L’ordonnance de clôture a été rendue le 6 juillet 2023.
Pour un exposé complet des faits et de la procédure, la cour renvoie expressément au jugement déféré et aux écritures des parties ainsi que cela est prescrit par l’article 455 du code de procédure civile.
MOTIVATION
La cour observe que le jugement n’est pas contesté en ce qu’il a révoqué l’ordonnance de clôture pour admettre les conclusions en intervention volontaire de la Selarl JSA ès qualités de liquidateur judiciaire de la société IMC et les conclusions notifiées par la SCI Chesnay Pierre 2 le 1er avril 2022, ordonné la clôture au 5 avril 2022, et déclaré recevable l’intervention volontaire de la Selarl JSA ès qualités de liquidateur judiciaire de la société IMC.

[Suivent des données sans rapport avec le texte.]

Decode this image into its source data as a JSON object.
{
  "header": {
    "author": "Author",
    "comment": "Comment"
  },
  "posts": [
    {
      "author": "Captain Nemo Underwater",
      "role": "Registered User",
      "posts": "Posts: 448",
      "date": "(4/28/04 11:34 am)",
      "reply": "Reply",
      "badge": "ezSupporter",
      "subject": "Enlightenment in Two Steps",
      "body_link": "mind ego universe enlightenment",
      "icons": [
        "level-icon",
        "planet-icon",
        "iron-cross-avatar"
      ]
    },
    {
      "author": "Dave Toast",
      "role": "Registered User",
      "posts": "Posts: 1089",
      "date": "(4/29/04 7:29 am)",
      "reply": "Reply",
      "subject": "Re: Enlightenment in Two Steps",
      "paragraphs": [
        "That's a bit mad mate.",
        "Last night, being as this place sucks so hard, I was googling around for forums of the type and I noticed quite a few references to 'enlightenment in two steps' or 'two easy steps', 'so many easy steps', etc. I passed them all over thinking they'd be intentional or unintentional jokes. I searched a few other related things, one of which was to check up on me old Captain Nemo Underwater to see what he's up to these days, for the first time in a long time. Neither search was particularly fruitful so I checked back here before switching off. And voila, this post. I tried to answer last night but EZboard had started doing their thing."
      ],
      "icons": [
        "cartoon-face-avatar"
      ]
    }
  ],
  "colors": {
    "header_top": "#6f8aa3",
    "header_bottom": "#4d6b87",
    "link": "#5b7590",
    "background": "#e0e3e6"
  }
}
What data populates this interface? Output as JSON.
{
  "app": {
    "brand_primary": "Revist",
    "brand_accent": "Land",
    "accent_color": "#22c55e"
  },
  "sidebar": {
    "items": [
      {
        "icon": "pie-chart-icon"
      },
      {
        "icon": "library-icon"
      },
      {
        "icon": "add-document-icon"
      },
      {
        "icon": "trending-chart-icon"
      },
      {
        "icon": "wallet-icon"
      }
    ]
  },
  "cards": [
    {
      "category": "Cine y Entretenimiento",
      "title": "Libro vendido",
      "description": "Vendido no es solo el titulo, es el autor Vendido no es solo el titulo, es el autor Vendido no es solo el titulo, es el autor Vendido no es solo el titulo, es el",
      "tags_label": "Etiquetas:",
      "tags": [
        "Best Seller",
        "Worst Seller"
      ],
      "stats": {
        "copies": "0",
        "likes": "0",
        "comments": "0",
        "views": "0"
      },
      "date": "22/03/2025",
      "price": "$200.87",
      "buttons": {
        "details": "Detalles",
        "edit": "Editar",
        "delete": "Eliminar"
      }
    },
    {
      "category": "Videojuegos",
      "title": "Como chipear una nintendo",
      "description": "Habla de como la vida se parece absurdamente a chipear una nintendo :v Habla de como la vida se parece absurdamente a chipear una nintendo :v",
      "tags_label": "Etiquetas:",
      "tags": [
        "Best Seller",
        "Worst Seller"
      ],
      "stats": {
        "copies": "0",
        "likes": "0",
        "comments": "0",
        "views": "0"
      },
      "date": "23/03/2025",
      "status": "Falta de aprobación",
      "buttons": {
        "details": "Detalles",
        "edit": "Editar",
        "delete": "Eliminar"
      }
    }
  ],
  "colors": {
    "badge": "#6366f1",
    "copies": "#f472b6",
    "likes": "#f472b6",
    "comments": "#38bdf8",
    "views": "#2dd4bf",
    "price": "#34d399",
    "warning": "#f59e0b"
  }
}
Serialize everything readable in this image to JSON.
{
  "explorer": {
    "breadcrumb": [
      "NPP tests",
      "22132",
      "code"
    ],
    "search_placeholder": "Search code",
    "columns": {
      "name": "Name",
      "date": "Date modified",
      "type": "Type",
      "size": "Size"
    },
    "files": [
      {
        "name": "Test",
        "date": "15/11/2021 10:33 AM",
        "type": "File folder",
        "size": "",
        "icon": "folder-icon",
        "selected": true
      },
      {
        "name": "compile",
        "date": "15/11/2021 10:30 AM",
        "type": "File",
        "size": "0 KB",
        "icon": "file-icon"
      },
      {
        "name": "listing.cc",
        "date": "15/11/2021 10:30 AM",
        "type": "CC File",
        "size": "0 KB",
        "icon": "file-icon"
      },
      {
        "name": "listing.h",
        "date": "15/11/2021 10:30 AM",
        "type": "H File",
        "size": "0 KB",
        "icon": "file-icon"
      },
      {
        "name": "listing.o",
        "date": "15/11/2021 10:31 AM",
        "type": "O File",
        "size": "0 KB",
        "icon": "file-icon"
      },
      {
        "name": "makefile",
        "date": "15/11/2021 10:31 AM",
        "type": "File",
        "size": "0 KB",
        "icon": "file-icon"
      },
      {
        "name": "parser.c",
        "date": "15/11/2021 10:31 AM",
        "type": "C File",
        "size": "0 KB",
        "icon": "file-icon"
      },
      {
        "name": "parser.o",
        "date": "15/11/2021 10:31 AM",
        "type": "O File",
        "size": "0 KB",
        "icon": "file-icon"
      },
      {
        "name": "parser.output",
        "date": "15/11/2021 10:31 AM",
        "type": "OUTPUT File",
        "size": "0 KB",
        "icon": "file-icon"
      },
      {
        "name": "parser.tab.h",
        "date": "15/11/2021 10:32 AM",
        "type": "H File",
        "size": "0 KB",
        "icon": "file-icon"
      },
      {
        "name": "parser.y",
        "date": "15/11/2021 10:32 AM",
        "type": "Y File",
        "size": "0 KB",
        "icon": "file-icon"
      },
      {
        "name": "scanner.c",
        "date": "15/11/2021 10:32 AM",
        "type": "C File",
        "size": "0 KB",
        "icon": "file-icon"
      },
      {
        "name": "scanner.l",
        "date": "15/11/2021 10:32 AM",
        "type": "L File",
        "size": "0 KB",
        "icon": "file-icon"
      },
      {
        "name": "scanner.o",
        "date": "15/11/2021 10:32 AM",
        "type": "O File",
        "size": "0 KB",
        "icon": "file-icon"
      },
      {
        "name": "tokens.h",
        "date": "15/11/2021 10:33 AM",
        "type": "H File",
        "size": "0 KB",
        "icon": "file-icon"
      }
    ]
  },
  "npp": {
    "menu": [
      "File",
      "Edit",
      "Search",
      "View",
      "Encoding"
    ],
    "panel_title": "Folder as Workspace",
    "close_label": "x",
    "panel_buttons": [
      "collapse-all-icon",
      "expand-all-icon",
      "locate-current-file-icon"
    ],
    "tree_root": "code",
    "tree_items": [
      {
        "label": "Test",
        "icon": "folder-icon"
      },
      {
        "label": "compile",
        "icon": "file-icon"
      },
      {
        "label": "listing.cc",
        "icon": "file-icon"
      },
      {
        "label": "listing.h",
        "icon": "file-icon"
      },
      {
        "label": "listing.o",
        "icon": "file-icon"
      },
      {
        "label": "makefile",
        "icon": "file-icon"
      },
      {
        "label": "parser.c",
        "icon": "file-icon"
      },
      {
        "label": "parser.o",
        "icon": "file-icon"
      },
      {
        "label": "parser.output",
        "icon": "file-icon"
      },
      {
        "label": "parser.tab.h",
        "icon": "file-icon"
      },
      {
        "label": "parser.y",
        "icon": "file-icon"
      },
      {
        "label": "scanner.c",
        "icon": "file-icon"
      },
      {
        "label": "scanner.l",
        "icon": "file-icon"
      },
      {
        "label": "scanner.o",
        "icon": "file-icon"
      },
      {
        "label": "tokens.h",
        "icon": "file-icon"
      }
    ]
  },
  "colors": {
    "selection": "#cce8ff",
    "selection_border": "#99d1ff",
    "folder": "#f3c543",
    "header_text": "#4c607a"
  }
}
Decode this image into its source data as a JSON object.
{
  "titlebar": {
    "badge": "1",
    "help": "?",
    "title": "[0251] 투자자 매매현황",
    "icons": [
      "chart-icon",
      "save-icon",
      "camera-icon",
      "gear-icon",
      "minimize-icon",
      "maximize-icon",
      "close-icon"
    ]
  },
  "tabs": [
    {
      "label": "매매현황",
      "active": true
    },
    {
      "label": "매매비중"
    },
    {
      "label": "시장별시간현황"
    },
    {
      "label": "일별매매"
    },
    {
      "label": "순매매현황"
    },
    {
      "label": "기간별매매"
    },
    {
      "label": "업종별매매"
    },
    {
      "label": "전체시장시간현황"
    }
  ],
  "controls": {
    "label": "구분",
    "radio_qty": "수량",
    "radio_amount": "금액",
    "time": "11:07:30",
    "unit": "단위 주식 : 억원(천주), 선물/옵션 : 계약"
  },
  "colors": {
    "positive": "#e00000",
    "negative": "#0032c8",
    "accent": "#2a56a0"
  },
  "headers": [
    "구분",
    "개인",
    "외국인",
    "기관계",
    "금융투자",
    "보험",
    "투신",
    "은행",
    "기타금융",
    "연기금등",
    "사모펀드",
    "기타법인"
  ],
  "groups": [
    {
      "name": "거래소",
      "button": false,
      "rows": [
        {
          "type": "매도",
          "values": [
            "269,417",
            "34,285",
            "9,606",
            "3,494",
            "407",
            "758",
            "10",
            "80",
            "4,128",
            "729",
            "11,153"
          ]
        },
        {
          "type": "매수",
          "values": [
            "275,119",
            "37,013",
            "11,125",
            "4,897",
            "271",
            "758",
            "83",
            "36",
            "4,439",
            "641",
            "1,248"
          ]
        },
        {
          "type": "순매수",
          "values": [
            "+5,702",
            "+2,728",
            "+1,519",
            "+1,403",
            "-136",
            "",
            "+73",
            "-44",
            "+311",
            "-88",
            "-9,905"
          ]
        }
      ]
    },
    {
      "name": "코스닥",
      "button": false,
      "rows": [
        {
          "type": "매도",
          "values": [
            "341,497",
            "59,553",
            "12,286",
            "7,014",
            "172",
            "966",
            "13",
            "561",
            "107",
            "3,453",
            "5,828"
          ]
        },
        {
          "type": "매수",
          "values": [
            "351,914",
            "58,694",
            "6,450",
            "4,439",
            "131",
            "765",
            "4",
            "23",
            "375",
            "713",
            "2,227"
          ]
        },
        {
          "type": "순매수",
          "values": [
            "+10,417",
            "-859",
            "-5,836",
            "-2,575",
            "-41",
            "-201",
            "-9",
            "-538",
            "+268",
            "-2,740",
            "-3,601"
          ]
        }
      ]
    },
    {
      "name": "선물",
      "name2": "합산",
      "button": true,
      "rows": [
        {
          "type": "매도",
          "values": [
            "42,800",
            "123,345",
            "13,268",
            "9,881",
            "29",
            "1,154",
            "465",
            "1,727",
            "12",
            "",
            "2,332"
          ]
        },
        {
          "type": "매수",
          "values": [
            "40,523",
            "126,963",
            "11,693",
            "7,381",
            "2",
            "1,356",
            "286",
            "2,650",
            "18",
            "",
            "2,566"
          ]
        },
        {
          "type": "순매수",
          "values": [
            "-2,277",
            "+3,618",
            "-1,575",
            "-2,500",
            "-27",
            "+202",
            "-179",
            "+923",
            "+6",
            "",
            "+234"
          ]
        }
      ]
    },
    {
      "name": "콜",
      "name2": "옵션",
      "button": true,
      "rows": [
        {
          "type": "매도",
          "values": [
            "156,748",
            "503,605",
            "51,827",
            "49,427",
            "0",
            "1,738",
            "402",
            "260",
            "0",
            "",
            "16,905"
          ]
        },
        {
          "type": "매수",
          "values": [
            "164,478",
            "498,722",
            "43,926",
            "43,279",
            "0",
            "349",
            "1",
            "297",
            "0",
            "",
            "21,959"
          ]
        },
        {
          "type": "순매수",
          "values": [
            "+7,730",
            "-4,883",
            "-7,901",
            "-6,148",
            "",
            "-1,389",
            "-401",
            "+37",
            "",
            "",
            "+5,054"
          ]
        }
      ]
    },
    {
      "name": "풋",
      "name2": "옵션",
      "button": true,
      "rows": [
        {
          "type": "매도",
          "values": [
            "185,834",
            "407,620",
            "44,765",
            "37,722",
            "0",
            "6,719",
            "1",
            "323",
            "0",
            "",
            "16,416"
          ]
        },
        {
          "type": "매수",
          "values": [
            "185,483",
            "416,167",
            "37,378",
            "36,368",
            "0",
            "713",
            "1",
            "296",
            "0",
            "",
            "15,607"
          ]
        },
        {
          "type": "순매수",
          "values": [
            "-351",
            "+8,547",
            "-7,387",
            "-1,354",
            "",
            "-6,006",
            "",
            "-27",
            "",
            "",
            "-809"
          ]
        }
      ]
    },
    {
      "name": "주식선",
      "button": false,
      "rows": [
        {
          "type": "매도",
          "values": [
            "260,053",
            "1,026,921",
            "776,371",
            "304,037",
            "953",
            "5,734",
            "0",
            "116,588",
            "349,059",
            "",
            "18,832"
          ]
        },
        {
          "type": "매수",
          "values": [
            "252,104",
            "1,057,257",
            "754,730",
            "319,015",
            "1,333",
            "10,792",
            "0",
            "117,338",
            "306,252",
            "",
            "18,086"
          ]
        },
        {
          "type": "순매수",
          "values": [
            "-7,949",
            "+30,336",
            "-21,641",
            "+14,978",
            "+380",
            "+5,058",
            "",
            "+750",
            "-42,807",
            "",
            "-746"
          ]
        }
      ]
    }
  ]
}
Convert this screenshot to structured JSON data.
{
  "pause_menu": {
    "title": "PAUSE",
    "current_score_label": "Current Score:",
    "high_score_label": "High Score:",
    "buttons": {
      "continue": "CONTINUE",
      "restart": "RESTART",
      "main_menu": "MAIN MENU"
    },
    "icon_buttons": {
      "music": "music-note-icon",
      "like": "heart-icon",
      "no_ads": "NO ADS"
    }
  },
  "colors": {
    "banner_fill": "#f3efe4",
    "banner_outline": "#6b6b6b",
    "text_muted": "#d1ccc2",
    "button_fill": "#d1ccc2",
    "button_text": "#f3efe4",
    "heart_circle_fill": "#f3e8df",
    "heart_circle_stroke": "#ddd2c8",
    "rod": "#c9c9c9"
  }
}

Il revient à la cour de déterminer l’indemnité d’occupation due pour les locaux de vente et de remise, entre le 1er août 2015 (date d’effet du congé) et le 19 juin 2017 (date d’effet du repentir), ainsi que le loyer de renouvellement.
Le bail initial du 26 août 2003 porte sur un local commercial de 92,17 m², au niveau 1, destiné à la ‘vente de chaussures et tous articles habituellement et effectivement réalisés à la signature du bail’ ; le bail du 5 novembre 2003 porte sur une surface de 28,50 m², au sous-sol, à usage de réserve, et a été tacitement prolongé.
Sur le loyer de renouvellement et la détermination de la valeur locative
La Selarl JSA expose que la détermination de la valeur locative doit se faire selon les critères posés par l’article L.145-33 du code de commerce, et avance que les dispositions contractuelles n’écartent pas l’application de ces dispositions légales. Elle ajoute que les éléments de référence doivent se trouver dans le centre commercial, et que si la volonté des parties exprimée dans le contrat doit être prise en compte, les règles légales de fixation du loyer de renouvellement s’appliquent à défaut d’avoir été expressément écartées.
Elle soutient que la jurisprudence est favorable à l’application de correctifs pour estimer la valeur locative, et fait état de la disposition particulière du local loué à la société IMC, qui dispose d’un faible linéaire qu’a pu relever l’expert, lequel a indiqué que la disposition du local comme de la réserve n’étaient pas adaptées à l’activité de vente de chaussures. Elle en déduit qu’un abattement de 20% sur la valeur locative devrait être appliqué.
Elle souligne que l’activité de vente de chaussures connaît une concurrence nouvelle et dégage moins de marge que le prêt-à-porter, de sorte qu’aucune majoration ne devrait être appliquée.
Elle fait état des obligations particulièrement lourdes reposant sur le preneur, dont certaines dérogent aux règles applicables aux baux commerciaux. Elle conteste toute uniformisation des conditions locatives au sein du centre commercial, et souligne la marge de négociation limitée de la société IMC face à la société Chesnay Pierre 2, qui appartient à Unibail, première foncière européenne. Elle en déduit qu’un abattement devrait être retenu.
Elle mentionne également la baisse de fréquentation des centres commerciaux depuis les attentats de janvier 2015 et l’impact incontestable sur la clientèle des travaux de rénovation et d’extension menés sur une longue période, de sorte que les facteurs locaux de commercialité n’étaient pas favorables au 1er août 2015.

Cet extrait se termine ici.